Army ponders curfew option
The Fourth Army Region is mapping out certain areas and back roads which are vulnerable to insurgent attacks to be placed under curfew expected to be imposed after the end of the fasting month of Ramadan.
Maj-Gen Nakrob Boonbuathong, deputy director of the 5th Operations Coordinating Centre within the Internal Security Operations Command, told Isra news agency that curfew is necessary because there are not enough men to police the entire area of the three southernmost provinces. So, the alternative is to restrict the movements of the insurgents by means of a curfew, he said.
As a matter of fact, Maj-Gen Nakrob said that a cabinet’s approval is not necessary as the commander of the Fourth Army or his deputy is empowered to impose the curfew. However, he said that the army would have to inform the government when it is necessary for the curfew to be imposed.
He explained that the curfew might affect the people and, as such, the people themselves might be pressured to help the authorities.
Deputy Prime Minister Yutthasak Sasiprapa who was recently appointed head of a new command centre to handle unrest situation in the deep South confirmed that curfew was likely but in certain areas known to be the hotbed of the insurgents or vulnerable to insurgent attacks.

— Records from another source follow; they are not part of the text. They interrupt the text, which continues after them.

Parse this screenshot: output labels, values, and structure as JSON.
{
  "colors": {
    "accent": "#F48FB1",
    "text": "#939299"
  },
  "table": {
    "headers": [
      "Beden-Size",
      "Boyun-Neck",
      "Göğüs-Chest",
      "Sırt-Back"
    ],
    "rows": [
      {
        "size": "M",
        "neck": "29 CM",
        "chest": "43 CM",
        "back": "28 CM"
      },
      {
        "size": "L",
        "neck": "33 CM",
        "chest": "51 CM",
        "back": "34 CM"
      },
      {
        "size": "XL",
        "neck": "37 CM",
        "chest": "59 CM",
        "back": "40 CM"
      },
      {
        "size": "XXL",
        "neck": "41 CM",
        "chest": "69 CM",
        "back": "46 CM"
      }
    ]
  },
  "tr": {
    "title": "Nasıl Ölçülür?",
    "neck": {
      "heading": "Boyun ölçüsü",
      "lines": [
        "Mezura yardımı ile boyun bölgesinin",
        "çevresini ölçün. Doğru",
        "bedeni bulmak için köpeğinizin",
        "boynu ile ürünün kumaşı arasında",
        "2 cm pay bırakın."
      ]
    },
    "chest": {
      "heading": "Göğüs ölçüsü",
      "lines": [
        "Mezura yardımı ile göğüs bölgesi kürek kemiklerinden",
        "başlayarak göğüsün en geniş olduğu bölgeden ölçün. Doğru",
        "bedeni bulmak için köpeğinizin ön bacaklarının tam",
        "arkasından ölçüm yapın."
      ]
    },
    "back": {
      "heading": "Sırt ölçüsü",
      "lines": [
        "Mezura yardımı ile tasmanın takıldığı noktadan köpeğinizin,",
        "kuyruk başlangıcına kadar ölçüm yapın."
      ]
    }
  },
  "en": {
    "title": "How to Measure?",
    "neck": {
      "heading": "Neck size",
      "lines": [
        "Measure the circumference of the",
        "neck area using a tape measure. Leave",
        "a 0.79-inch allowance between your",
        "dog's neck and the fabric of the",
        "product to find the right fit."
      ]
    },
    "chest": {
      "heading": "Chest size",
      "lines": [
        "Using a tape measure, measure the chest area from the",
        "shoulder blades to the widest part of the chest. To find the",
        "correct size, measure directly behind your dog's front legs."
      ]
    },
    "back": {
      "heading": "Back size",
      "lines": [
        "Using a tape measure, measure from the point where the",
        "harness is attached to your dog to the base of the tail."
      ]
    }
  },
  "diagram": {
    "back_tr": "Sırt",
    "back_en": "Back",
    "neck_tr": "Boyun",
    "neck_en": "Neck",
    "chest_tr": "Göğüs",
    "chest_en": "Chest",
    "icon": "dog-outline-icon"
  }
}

The idea of limited curfew was first floated by Defence Minister Sukumpol Suwannatat following a spate of deadly insurgent attacks during the Ramadan fasting month, including one car bomb in Raman district of Yala which killed five policemen and a drive-by shooting in Mayo district of Pattani which left four soldiers dead and two injured and a car bomb explosion at CS Pattani hotel in Pattani.
Commenting on the violent incidents during the Ramadan, Maj-Gen Nakrob said it was normal for the insurgents to launch attacks whenever there was an opportunity. Ramadan, he explained, offered a good opportunity because more people left homes during the night or at dawn to buy food to eat before they started fasting at sun rise until sun set. Moreover, many insurgents were brainwashed that that would be blessed if they killed non-Muslims during the fasting month, he said.
The fact that the insurgents managed to stage several deadly attacks did not mean that there were flaws in the army’s strategy or tactics, said the general, adding however that carelessness of individual soldiers made it possible for them to become easy targets for the insurgents.
Maj-Gen Nakrob maintained that the troops who were deployed in the three southernmost provinces were well trained in both conventional and guerrilla warfares. "The unrest problem cannot be resolved quickly because we have been restrained. But from now on, we must seriously ponder the curfew option to restrict the movements of the insurgents because we do not have enough men to police every inch of the territory."
Asked about peace talk with the insurgents, the general said he supported the idea. However, he noted that peace dialogue and suppression of the insurgency to reduce violent incidence are two separate issues. "We can have talk with the insurgents while at the same time we battle against the insurgents. Take the case of northern Island for instance, the war went on for more than 30 years before peace was restored in the last couple of years," he added.